Home Pelayaran Keselamatan Pelayaran Pengawasan Kapal Wisata Labuhan Bajo Diperketat

Pengawasan Kapal Wisata Labuhan Bajo Diperketat

631
0
SHARE

JMOL. Paska tenggelamnya kapal wisata KLM (Kapal Layar Motor) Plataran Pinisi Bali di perairan Pulau Bidadari, kemarin (21/1), Direktorat Jenderal Perhubungan Laut (DJPL) melalui Kantor Unit Penyelenggara Pelabuhan (UPP) Labuan Bajo melakukan sejumlah langkah peningkatan keselamatan pelayaran.

Simon Baun, Kepala UPP Labuhan Bajo, mengakui hingga saat ini masih ada kapal wisata yang beroperasi tanpa persetujuan berlayar dan tanpa izin usaha. Untuk itu, pihaknya akan segera mengumpulkan para pemilik kapal wisata di  Labuan Bajo untuk memetakan dan mensosialisasikan keselamatan pelayaran, sekaligus memastikan terpenuhinya persyaratan bagi kapal wisata sebelum beroperasi dan berlayar. Saat ini ada sekitar 350 kapal wisata yang beroperasi.

Terdapat dua aspek pengoperasian kapal yang harus dipenuhi, yaitu (i) kelaiklautan kapal yang ditandai dengan sertifikat dari UPP Labuan Bajo, termasuk Surat Persetujuan Berlayar; dan (ii) aspek perizinan usaha pariwisata yang dikeluarkan Dinas Pariwisata, izin usaha angkutan laut dan izin operasional kapal dari Dinas Perhubungan.

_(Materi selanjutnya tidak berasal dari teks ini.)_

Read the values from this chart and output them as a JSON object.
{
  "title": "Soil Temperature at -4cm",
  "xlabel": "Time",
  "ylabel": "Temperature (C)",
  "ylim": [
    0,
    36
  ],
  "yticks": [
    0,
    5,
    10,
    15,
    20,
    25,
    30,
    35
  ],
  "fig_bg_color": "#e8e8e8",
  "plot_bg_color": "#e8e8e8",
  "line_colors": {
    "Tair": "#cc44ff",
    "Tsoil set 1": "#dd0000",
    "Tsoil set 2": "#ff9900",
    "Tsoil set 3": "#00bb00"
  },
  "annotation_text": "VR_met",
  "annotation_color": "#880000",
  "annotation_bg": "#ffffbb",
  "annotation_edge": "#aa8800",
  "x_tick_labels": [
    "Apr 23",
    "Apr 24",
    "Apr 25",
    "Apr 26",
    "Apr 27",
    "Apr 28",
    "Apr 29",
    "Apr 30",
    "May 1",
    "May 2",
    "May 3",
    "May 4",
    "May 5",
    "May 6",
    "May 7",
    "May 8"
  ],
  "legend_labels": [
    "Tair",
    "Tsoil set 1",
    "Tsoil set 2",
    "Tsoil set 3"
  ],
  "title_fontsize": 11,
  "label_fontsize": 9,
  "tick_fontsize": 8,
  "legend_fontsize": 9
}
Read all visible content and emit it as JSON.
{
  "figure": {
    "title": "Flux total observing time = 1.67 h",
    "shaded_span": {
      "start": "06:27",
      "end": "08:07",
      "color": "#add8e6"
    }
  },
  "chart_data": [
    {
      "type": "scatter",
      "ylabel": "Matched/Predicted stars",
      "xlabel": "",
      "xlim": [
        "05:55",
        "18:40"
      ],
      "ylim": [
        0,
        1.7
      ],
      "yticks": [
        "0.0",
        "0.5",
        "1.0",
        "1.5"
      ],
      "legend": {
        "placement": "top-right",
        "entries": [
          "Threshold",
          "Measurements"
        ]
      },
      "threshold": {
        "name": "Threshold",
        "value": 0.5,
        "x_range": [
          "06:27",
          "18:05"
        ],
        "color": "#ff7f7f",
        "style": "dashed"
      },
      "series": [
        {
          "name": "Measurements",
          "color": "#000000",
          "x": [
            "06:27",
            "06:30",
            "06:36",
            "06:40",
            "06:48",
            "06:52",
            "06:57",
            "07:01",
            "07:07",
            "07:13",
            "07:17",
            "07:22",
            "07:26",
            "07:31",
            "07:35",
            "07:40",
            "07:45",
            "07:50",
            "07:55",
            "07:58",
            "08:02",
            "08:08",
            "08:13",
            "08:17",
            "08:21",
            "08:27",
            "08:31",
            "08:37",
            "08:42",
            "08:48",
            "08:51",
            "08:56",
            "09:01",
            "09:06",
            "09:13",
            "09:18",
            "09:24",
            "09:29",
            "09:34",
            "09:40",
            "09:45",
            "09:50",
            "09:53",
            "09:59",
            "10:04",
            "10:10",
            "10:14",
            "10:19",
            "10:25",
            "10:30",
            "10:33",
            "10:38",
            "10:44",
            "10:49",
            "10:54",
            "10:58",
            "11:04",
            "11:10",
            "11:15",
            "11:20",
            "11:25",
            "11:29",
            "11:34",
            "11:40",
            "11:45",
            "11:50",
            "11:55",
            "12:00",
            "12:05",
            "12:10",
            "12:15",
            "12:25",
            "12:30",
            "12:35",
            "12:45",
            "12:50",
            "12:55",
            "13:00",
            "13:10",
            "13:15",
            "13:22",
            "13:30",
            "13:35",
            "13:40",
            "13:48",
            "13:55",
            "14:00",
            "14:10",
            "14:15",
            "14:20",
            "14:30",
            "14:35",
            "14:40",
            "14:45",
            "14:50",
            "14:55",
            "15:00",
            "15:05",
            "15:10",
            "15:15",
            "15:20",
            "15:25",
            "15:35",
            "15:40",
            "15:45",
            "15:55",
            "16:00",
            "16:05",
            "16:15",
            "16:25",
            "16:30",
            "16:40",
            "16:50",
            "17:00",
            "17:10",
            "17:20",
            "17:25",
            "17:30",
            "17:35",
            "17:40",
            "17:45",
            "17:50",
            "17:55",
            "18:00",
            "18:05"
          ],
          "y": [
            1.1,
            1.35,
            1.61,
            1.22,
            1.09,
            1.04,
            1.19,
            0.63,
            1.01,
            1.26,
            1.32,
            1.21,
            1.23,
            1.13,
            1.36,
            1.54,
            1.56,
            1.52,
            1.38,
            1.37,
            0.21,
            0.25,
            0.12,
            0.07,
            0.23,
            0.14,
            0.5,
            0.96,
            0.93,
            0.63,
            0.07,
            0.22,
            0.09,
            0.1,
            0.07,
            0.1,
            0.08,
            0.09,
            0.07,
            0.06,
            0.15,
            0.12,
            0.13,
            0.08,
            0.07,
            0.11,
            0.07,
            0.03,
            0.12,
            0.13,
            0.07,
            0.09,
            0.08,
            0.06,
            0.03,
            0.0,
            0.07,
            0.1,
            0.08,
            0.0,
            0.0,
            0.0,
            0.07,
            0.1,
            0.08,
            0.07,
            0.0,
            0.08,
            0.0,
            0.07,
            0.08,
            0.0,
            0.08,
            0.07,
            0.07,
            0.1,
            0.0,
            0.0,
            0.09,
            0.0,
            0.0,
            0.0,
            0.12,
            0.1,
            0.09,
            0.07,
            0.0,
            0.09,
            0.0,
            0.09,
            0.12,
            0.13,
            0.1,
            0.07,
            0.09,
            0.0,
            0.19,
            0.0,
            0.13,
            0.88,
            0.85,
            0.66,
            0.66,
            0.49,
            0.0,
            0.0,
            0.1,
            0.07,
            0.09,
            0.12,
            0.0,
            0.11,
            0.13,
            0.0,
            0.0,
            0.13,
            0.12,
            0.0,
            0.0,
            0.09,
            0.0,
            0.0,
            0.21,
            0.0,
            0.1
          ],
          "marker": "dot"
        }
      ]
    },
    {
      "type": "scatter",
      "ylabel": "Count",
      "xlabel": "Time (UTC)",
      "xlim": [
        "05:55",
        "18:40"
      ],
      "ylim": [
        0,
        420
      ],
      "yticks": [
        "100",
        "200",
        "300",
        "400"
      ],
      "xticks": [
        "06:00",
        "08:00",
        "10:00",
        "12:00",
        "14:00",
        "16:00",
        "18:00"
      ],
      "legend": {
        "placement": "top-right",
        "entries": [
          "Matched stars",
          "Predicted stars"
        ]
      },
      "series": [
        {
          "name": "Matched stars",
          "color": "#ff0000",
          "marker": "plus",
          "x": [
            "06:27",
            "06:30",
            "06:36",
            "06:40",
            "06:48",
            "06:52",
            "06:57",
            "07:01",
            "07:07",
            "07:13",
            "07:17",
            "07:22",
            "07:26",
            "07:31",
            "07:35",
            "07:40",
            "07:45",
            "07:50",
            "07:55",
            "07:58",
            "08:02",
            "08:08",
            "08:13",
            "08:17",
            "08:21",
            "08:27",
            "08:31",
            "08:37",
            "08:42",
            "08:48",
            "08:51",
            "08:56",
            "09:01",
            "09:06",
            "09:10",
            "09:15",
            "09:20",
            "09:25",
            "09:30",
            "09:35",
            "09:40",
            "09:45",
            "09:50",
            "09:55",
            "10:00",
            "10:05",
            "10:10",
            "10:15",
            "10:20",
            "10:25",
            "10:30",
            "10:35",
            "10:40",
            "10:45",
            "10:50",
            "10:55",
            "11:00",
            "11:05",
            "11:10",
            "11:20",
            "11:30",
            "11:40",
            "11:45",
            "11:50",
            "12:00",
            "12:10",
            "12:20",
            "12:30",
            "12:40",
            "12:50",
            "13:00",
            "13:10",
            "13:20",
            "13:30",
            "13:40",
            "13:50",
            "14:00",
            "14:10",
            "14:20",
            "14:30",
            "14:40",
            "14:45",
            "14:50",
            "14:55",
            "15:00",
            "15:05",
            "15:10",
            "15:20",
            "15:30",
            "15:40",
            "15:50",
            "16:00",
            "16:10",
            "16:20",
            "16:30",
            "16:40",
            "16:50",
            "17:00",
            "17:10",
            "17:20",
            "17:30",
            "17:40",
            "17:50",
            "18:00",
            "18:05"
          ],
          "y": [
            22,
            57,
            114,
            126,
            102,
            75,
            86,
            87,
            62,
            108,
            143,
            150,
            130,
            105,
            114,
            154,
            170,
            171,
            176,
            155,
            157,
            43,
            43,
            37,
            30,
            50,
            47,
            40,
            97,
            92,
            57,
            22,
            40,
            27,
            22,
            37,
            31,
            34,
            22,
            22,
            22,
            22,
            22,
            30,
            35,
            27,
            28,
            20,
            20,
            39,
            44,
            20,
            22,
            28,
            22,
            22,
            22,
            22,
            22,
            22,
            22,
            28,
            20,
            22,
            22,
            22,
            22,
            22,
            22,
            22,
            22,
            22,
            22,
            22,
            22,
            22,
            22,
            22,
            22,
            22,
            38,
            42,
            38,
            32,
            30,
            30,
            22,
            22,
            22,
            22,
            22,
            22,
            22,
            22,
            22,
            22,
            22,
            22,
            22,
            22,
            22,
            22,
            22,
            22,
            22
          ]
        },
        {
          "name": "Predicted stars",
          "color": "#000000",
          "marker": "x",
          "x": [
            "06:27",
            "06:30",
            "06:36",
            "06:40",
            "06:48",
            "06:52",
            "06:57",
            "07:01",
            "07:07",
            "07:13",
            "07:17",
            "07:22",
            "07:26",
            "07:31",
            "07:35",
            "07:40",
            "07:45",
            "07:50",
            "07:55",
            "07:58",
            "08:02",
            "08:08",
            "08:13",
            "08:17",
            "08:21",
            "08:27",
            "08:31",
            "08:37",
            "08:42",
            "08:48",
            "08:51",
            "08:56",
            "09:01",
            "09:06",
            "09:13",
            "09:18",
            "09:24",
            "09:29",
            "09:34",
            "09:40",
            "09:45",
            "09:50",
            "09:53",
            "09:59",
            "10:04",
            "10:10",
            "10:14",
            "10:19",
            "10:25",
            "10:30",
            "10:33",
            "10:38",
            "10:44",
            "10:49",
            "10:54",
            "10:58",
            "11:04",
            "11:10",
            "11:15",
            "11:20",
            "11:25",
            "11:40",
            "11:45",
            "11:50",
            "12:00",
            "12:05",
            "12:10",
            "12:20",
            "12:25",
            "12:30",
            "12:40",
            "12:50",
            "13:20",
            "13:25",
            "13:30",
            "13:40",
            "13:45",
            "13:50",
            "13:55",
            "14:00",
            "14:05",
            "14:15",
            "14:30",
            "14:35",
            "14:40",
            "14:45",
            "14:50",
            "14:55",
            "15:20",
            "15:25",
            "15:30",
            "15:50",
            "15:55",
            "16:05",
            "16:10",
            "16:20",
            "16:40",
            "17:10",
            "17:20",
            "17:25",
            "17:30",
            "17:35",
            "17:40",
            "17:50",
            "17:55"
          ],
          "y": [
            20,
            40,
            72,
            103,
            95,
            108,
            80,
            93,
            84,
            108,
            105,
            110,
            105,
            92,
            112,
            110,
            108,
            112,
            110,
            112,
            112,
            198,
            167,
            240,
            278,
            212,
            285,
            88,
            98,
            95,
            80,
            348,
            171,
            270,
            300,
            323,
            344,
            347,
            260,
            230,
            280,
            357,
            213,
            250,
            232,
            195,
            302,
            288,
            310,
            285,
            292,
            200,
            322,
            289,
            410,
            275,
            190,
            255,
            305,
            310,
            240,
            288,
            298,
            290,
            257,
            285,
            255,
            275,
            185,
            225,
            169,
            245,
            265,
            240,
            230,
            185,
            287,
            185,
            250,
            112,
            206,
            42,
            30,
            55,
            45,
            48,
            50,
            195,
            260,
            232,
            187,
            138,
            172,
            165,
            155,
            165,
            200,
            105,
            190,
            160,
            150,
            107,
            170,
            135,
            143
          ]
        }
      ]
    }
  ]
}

“Ini akan kami petakan, kapal wisata boleh beroperasi jika kedua aspek tersebut terpenuhi. Kami berkoordinasi dengan Dinas Pariwisata, Dinas Perhubungan dan Kepolisian setempat untuk memastikan semua aspek di atas dipenuhi oleh kapal wisata yang beroperasi di Labuan Bajo,” jelas Simon.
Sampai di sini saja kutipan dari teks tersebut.